The success of the Democratic National Convention and of Clinton's well-crafted acceptance speech will be measured in the short term by the polls.
[Clinton sees U.S. at 'moment of reckoning.']
But what happened in Philadelphia was also about the long term. It was a response not just to Trump but to changes on the right inaugurated by the rise of the tea party. Republican leaders passively accepted and sometimes encouraged an extremism that cast the United States as a nation in decline and alienated from its past, and President Obama as an illegitimate, power-hungry leader.
The party's traditional chieftains assumed they could use these themes to rally an angry, aging base of white voters while keeping the forces of right-wing radicalism under control.
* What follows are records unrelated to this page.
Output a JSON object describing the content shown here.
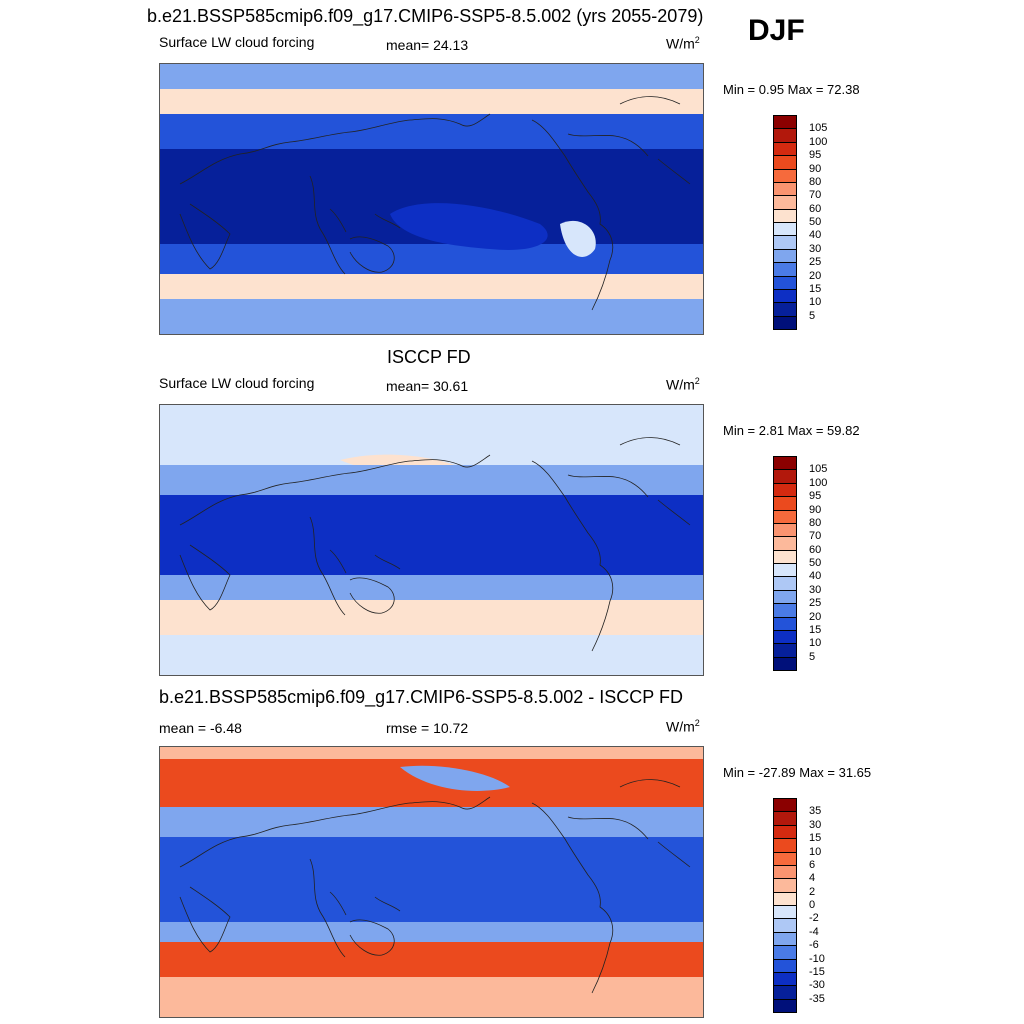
{
  "season": "DJF",
  "panels": [
    {
      "id": "model",
      "title": "b.e21.BSSP585cmip6.f09_g17.CMIP6-SSP5-8.5.002 (yrs 2055-2079)",
      "left_label": "Surface LW cloud forcing",
      "center_label": "mean=  24.13",
      "units": "W/m",
      "units_sup": "2",
      "minmax": "Min =   0.95 Max =  72.38",
      "colorbar": {
        "labels": [
          "105",
          "100",
          "95",
          "90",
          "80",
          "70",
          "60",
          "50",
          "40",
          "30",
          "25",
          "20",
          "15",
          "10",
          "5"
        ],
        "colors": [
          "#8b0000",
          "#b2180c",
          "#d42a10",
          "#eb4a1e",
          "#f66a3c",
          "#fa9470",
          "#fcb99b",
          "#fde2cf",
          "#d7e6fb",
          "#aec8f5",
          "#7fa6ee",
          "#4a7be6",
          "#2353d9",
          "#0d2fc4",
          "#06209a",
          "#00107a"
        ]
      }
    },
    {
      "id": "obs",
      "title": "ISCCP FD",
      "left_label": "Surface LW cloud forcing",
      "center_label": "mean=  30.61",
      "units": "W/m",
      "units_sup": "2",
      "minmax": "Min =   2.81 Max =  59.82",
      "colorbar": {
        "labels": [
          "105",
          "100",
          "95",
          "90",
          "80",
          "70",
          "60",
          "50",
          "40",
          "30",
          "25",
          "20",
          "15",
          "10",
          "5"
        ],
        "colors": [
          "#8b0000",
          "#b2180c",
          "#d42a10",
          "#eb4a1e",
          "#f66a3c",
          "#fa9470",
          "#fcb99b",
          "#fde2cf",
          "#d7e6fb",
          "#aec8f5",
          "#7fa6ee",
          "#4a7be6",
          "#2353d9",
          "#0d2fc4",
          "#06209a",
          "#00107a"
        ]
      }
    },
    {
      "id": "diff",
      "title": "b.e21.BSSP585cmip6.f09_g17.CMIP6-SSP5-8.5.002 - ISCCP FD",
      "left_label": "mean =  -6.48",
      "center_label": "rmse =  10.72",
      "units": "W/m",
      "units_sup": "2",
      "minmax": "Min = -27.89 Max =  31.65",
      "colorbar": {
        "labels": [
          "35",
          "30",
          "15",
          "10",
          "6",
          "4",
          "2",
          "0",
          "-2",
          "-4",
          "-6",
          "-10",
          "-15",
          "-30",
          "-35"
        ],
        "colors": [
          "#8b0000",
          "#b2180c",
          "#d42a10",
          "#eb4a1e",
          "#f66a3c",
          "#fa9470",
          "#fcb99b",
          "#fde2cf",
          "#d7e6fb",
          "#aec8f5",
          "#7fa6ee",
          "#4a7be6",
          "#2353d9",
          "#0d2fc4",
          "#06209a",
          "#00107a"
        ]
      }
    }
  ],
  "map_colors": {
    "deep": "#06209a",
    "strong": "#0d2fc4",
    "mid": "#2353d9",
    "light": "#7fa6ee",
    "pale": "#d7e6fb",
    "warm": "#fde2cf",
    "warm2": "#fcb99b",
    "hot": "#eb4a1e",
    "coast": "#222222"
  }
}
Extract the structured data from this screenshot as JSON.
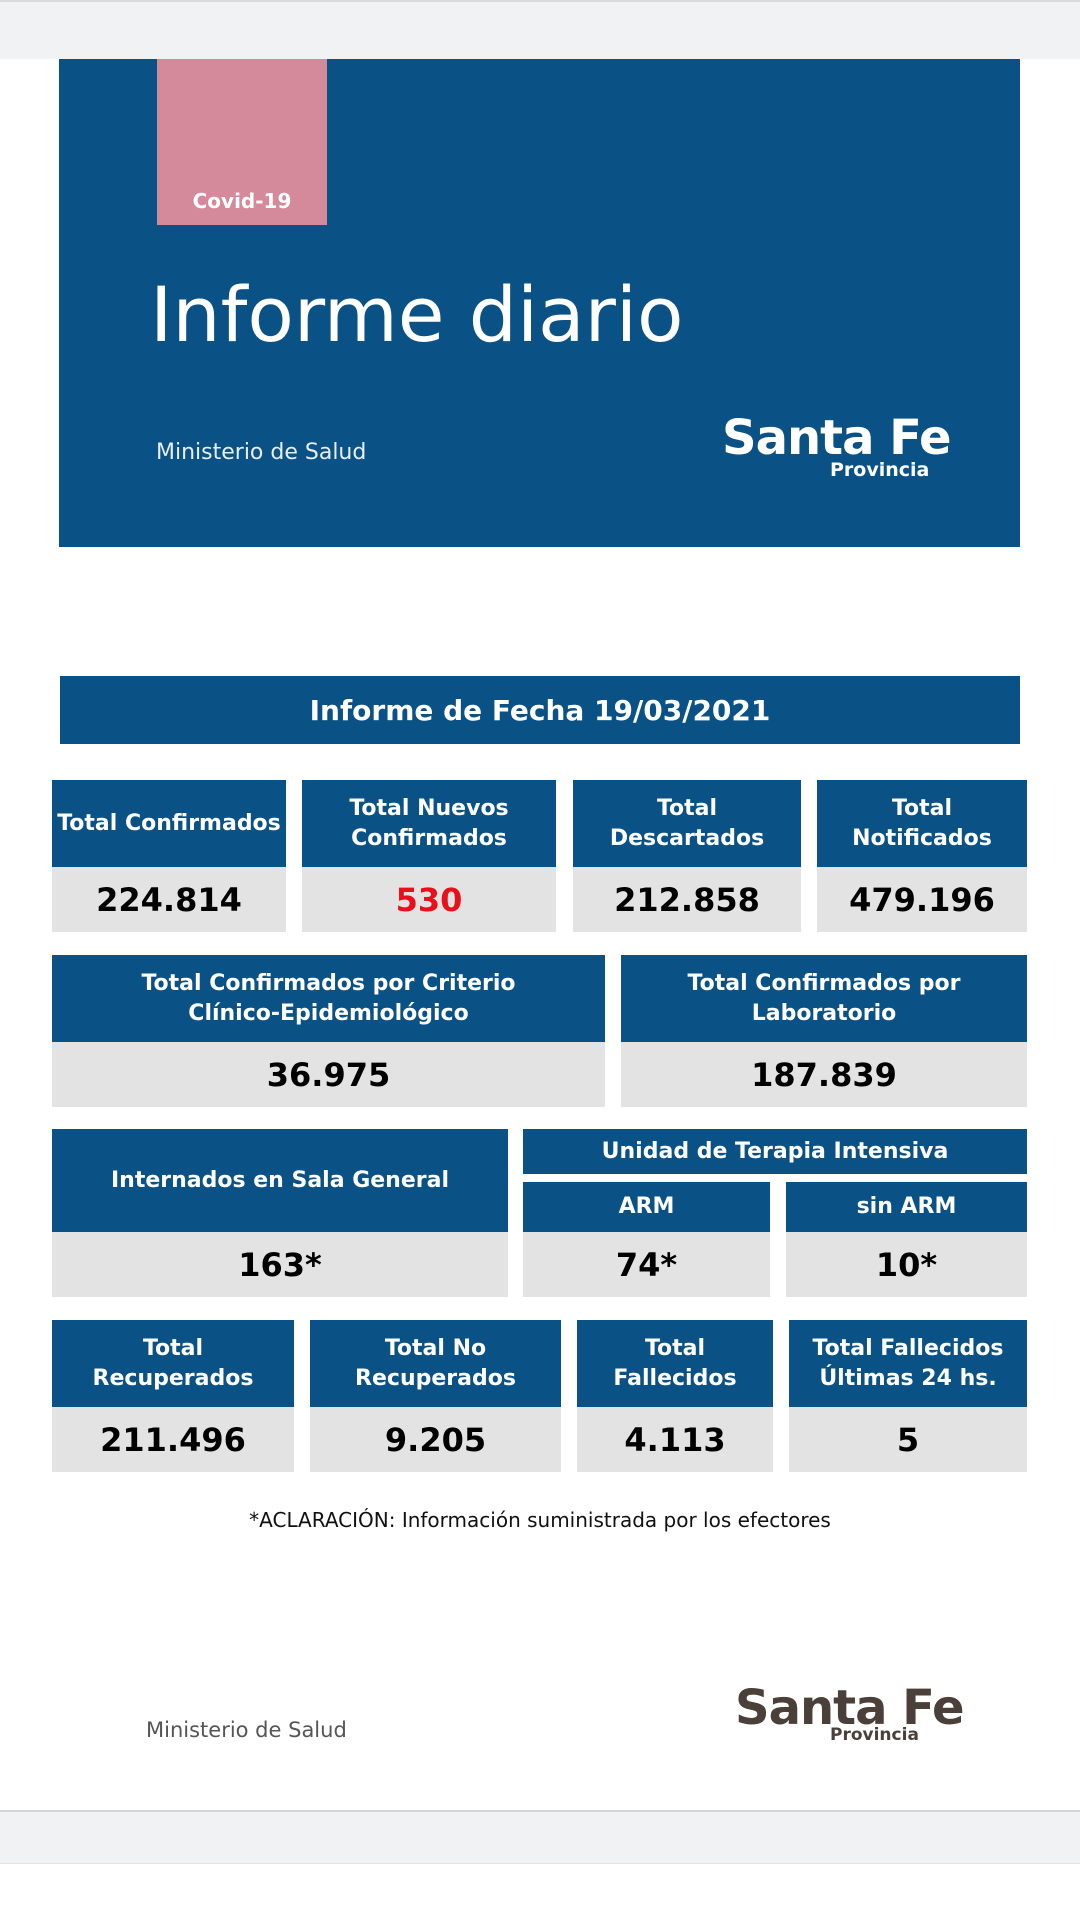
{
  "header": {
    "tag": "Covid-19",
    "title": "Informe diario",
    "ministry": "Ministerio de Salud",
    "logo_main": "Santa Fe",
    "logo_sub": "Provincia"
  },
  "report_date_label": "Informe de Fecha 19/03/2021",
  "row1": [
    {
      "label": "Total Confirmados",
      "value": "224.814"
    },
    {
      "label": "Total Nuevos Confirmados",
      "value": "530"
    },
    {
      "label": "Total Descartados",
      "value": "212.858"
    },
    {
      "label": "Total Notificados",
      "value": "479.196"
    }
  ],
  "row2": [
    {
      "label": "Total Confirmados por Criterio Clínico-Epidemiológico",
      "value": "36.975"
    },
    {
      "label": "Total Confirmados por Laboratorio",
      "value": "187.839"
    }
  ],
  "row3": {
    "general": {
      "label": "Internados en Sala General",
      "value": "163*"
    },
    "uti_label": "Unidad de Terapia Intensiva",
    "arm": {
      "label": "ARM",
      "value": "74*"
    },
    "sin_arm": {
      "label": "sin ARM",
      "value": "10*"
    }
  },
  "row4": [
    {
      "label": "Total Recuperados",
      "value": "211.496"
    },
    {
      "label": "Total No Recuperados",
      "value": "9.205"
    },
    {
      "label": "Total Fallecidos",
      "value": "4.113"
    },
    {
      "label": "Total Fallecidos Últimas 24 hs.",
      "value": "5"
    }
  ],
  "footnote": "*ACLARACIÓN: Información suministrada por los efectores",
  "footer": {
    "ministry": "Ministerio de Salud",
    "logo_main": "Santa Fe",
    "logo_sub": "Provincia"
  },
  "colors": {
    "primary": "#0a5286",
    "accent_tag": "#d48a9b",
    "highlight": "#e8101a",
    "value_bg": "#e3e3e3"
  }
}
They did not anticipate Trump's political entrepreneurship. He spent years courting the far right with his charges that Obama was born abroad and set himself up in contrast to an establishment that exploited feelings it really didn't take seriously.
Now comes, in Ronald Reagan's revered phrase, a time for choosing. Politicians such as House Speaker Paul Ryan and Senate Majority Leader Mitch McConnell look feeble and vacillating when they try to distance themselves from some of Trump's outrageous statements (including his recent call on Russia to find Clinton's deleted emails) even as they maintain their support for his election. They are the walking petrified, fearing Trump's impact on their party but also worrying about the electoral chances of their candidates if they push away Trump's constituency.
It has fallen largely to conservative intellectuals and former Republican officials to make clear that Trumpism is not their brand of either Republicanism or conservatism. It is the neoconservative rebellion of the 1960s and 1970s in reverse. The original neoconservatives were Democrats put off by New Left radicalism. The new conservative rebels are horrified at Trump's amoral approach to politics, his incoherent, dictator-friendly foreign policy, and his racist, exclusionary definition of what it means to be an American.
This gives Clinton her opening to reorganize American politics, and Democrats seized it last week by displaying more American flags than an American Legion convention and rivaling Olympic competitions in the number of "USA!" chants. The new patriotism celebrated American diversity in the name of a very old ideal: that we are a nation of ideas and moral commitments, not a country defined by blood, soil or a single religious tradition.
The most devastating attack on Trump came from Khizr Khan, an American Muslim whose son, Army Capt. Humayun Khan, was killed in the line of duty in Iraq. From the convention podium, the elder Khan directly challenged Trump's strongman ignorance: "Let me ask you, have you even read the United States Constitution? I will gladly lend you my copy."
You could say that Clinton went left and right at the same time. She embraced a practical, policy-oriented economic populism that ratified Bernie Sanders' impact on her party. She issued a sharp critique of Wall Street and big money in politics. She called for a much higher minimum wage, expanded health care coverage and an aggressive approach to student debt.
But the values that underlay her economics were old-fashioned, family-friendly and communitarian. She opened her arms wide to Republicans and independent conservatives by contrasting Reagan's "Morning in America" to Trump's "Midnight in America." The bet is that most Americans will prefer a battle-scarred optimist to a gloom-mongering con man — and that many conservatives would rather tolerate a term of Clinton than deal with the damage a self-involved practitioner of flimflam could do to their cause, their movement and their country.
Realignments are predicted more often than they happen. Convention effects usually fade. But sometimes they don't. Reagan's 1980 Republican conclave was also well-organized and also rang out with cries of "USA!" Reagan welcomed the support of Democrats who "share a community of values embodied in these words: family, work, neighborhood, peace, and freedom."
Will Clinton Republicans and ex-Republicans be this generation's Reagan Democrats?